Day 2 of Startup Weekend started out with a surprise. The night before a consensus had been built by a small group, and two members were going to combine those ideas into a 5-7 page powerpoint. Apparently they had their own ideas, because what was agreed upon by the small group, and what was presented were far apart.

The small group had agreed to focus on building social networks for community organization, and to focus exclusively on condo associations for the weekend. One of the main benefits of this approach was security - since user accounts would be created by a network admin (probably a condo board member), users could be assured that everyone in the group was an actual resident of the community. This approach also gave us a target group to sell the application to . We came up with a simple, but useful set of features based around the idea of 3 main type of information - People, Resources, and Notices.

What was presented did somewhat resemble what had been agreed upon - a location-based social network. Two key elements, however, had changed (along with several smaller details):

  1. Instead of focusing tightly on community organizations, a social network could now be created by anyone that wants to. The network can be defined geographically using zip codes or by drawing a polygon on a map (this option was widely regarded by the dev team as not doable in the weekend.)
  2. Instead of belonging to only one network based on belonging to a community organization , users could now belong to many networks, with a central page aggregating information from all networks

After this presentation I was starting to feel discouraged - I wasn't really interested in building a new Facebook, which is what this seemed to be moving towards. I was also bothered that two people had hijacked the whole project and basically made it what they wanted it to be, regardless of the consensus built by the small group the night before. This discouragement only grew as the User Experience team came up with their own idea of what was being built. Two hours into the second day, with no code being written, I had serious doubts that we'd be able to come together, and was considering packing it up and heading home.

Afternoon Delight

Once we actually started some coding, things started to improve. Reps from UX and Dev got together and hammered out a features list that both groups could agree on. For the first part of the day we worked on finalizing a data schema, writing specifications for models, and then starting to code those models up. The second half of the day we started to work on controllers - adding in small pieces of functionality at a time. The Design team was also working hard during this time, and was able to hand the design to a developer for conversion to XHTML/CSS.

We were expected to present a prototype of what we had at 9:00pm - and we would have met that if not for crippling network issues that left us unable to make subversion commits. After a drawn out process of doing commits one at a time, some of the design was integrated and we had some basic functionality to present to the group around 9:45.

Midnight Coding

Though I was not all that impressed with what we accomplished during the day, the demo was a major success. We were only able to show some basic things like creating an account, logging in, uploading photos, and some basic entry of resource, but the other teams seemed extremely pleased with what we had so far. The founder of Startup Weekend, Andrew Hyde, who has been at each of the weekends so far, said we showed more, by far, on Saturday night than any of the other weekends. Aw shucks, you must say that to all the development teams!

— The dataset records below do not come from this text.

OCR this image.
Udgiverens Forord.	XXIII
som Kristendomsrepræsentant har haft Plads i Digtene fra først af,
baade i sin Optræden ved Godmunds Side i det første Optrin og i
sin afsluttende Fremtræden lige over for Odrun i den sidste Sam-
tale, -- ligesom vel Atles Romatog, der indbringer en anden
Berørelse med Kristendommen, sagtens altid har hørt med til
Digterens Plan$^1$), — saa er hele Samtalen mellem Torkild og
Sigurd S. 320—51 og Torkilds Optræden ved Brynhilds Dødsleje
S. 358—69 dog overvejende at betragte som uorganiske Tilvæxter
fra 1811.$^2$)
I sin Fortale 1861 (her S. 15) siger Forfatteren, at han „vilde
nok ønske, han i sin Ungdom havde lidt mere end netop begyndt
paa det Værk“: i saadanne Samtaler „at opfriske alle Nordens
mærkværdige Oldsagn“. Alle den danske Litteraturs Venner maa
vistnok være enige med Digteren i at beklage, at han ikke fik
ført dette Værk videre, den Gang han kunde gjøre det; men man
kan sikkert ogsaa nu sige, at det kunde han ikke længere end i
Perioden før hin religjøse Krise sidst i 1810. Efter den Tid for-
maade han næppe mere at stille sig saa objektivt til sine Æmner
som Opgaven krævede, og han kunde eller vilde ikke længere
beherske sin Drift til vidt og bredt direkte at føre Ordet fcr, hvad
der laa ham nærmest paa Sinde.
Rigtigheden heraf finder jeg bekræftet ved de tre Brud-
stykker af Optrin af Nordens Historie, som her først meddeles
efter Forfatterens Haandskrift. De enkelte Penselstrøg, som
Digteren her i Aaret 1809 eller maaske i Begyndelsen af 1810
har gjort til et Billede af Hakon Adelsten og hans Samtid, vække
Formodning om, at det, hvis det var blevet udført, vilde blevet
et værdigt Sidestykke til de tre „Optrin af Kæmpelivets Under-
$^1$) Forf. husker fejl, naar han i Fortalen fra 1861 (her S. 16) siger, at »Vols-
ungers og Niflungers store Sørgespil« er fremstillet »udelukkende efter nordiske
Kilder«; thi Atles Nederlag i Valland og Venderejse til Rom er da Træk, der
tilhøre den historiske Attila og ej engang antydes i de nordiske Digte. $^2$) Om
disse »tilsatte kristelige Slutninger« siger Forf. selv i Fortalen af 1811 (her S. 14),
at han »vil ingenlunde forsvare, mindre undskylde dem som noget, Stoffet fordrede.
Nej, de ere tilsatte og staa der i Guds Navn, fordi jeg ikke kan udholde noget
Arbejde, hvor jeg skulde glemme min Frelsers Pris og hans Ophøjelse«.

After the demo, after the network issues were resolved, and after a lot of people left, a core team of developers were left, and we really cranked through a lot in a short period of time. There is still a long way to go tomorrow, but I'm confident we can launch with a reasonable set of features by midnight Sunday.

Overall thoughts for day 2:

  • There are a lot of very strong personalities in the groups, and early in the day there was a lot of head-butting, espcially between Development and User Experience.
  • I don't think that breaking up into such tightly defined groups early on - Development, Design, User Experience, Marketing, Business Develpment - is that great of an idea. Many people have overlapping areas of interest and could have valuable input to give to several groups. I don't claim to have a perfect solution, but I think having at least one representative from every group embedded in the other groups could foster better communication.
  • The dev team is so large that we have trouble communicating and getting stuff done when we're all together. It wasn't until most people left and only 6-10 developers were left that we really hit our stride.